Hi All,
I have a requirement to write a shell script to search the logs in past 1 hour and extract some pattern from it and count it cumulatively to a file.
The problem which I'm facing here is - logs rotates on size basis, say if size of log reaches 5 MB then new log will be generated and all the entries will be written to this new log. Due to this log can rotate in 10 or 15 or 20 minutes.
So, in 1 hour there can be 2 or 3 or 4 logs that could have generated. So, I have to search the pattern on 2,3 or 4 logs as it may contain data for past 1 hr/ 1hr 10 min and so on...
How do I search the pattern occurance in past 1 hr from these logs?
Thanks in advance!!!
Each line in the logs has a timestamp?
Otherwise you cannot be precise about where in a log file to start your search. Example: Suppose a log file has a ctime of 65 minutes ago (ctime is as close as you can get to a create time for files in UNIX). The mtime (last time of write) is 45 minutes ago. So where in the file is 5 minutes into the log? You have to guess without some other guidance.

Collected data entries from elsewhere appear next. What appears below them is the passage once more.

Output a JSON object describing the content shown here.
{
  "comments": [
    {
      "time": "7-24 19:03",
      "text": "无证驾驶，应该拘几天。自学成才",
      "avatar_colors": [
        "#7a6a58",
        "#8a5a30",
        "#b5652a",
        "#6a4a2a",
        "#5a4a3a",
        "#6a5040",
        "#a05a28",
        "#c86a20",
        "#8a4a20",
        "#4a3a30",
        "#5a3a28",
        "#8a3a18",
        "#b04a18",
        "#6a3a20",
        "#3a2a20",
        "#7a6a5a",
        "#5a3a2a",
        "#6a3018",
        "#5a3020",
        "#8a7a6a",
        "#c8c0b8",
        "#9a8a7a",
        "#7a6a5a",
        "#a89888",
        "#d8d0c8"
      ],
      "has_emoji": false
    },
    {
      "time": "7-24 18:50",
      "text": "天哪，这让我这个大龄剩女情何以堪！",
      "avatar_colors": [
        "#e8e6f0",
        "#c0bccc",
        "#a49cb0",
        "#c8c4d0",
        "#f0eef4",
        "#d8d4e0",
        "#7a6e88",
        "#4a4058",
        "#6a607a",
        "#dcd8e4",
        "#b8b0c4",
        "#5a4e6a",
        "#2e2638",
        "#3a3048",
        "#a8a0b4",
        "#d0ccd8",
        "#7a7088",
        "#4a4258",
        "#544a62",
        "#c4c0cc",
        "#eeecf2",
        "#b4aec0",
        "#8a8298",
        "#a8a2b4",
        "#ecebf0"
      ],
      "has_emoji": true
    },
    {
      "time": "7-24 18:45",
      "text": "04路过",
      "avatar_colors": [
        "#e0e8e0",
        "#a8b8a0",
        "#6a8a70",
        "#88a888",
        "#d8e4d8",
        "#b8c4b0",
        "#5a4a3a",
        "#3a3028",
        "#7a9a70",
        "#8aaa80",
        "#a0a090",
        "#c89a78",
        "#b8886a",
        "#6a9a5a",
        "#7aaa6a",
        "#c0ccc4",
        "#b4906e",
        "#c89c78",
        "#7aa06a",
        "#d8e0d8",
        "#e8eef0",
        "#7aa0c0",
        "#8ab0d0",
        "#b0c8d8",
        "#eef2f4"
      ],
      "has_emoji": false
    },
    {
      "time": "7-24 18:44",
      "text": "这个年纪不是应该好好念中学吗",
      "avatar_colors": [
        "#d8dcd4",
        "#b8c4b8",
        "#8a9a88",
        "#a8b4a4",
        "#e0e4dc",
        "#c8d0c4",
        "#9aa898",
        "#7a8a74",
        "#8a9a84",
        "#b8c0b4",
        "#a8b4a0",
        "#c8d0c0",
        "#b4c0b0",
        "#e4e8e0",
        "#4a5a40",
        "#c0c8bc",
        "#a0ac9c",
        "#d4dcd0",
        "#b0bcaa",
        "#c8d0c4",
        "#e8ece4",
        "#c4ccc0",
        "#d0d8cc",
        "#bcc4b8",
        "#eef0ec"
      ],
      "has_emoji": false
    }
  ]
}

Please show sample log file entries and an example pattern. What OS and shell (bash, ksh, etc.)?
Because each log entry has a timestamp, exactly which files would need to be processed doesn't matter. Just loop through all of the logs, and check the timestamp of each record. If you need to minimize processing time, the top of your loop could check the first record in the file, and skip to the next file if that first record is more than X hours old.
Hi Jim / ThomasMcA,
Log file has time-stamp at the beginning of each line as "DD/MM/YY HH:MM:SS:SSS"
(SSS in last is the milliseconds)
And, OS - Solaris, shell - ksh
I'll have to set a cron which will run this script to check all the logs for the last hour and print that count in separate log file, where the count will get add cumulatively for each hour for the day.
What I think is if I take the system time and get the hour stored in a variable.
and then pass this hour variable in grep string to check the logs for 1 hour back data in logs.
for eg.
Suppose cron ran at 04:00, then script has to take the data for the time stamp 03-03:59 from all the logs(say to check from 15 logs in directory)
So,
HOUR=`date` (stored "27/04/12 04" in HOUR.. syntax not correct though 
)
Now,
I have to search logs for "27/04/12 03"
I stored "27/04/12 03" after calculation(modifying it from 04 to 03, not sure how to do this at the moment) in another variable (NEWHOUR)
for i in `ls`
do
grep $NEWHOUR $i | grep pattern | wc -l
done
Will that work??
Try it. If that doesn't work, debug the process. If that still doesn't work, google any error messages. If that still doesn't work, come back here and explain what happened.
The above process helps you to learn. People on forums are much more willing to help you after you've tried to help yourself first.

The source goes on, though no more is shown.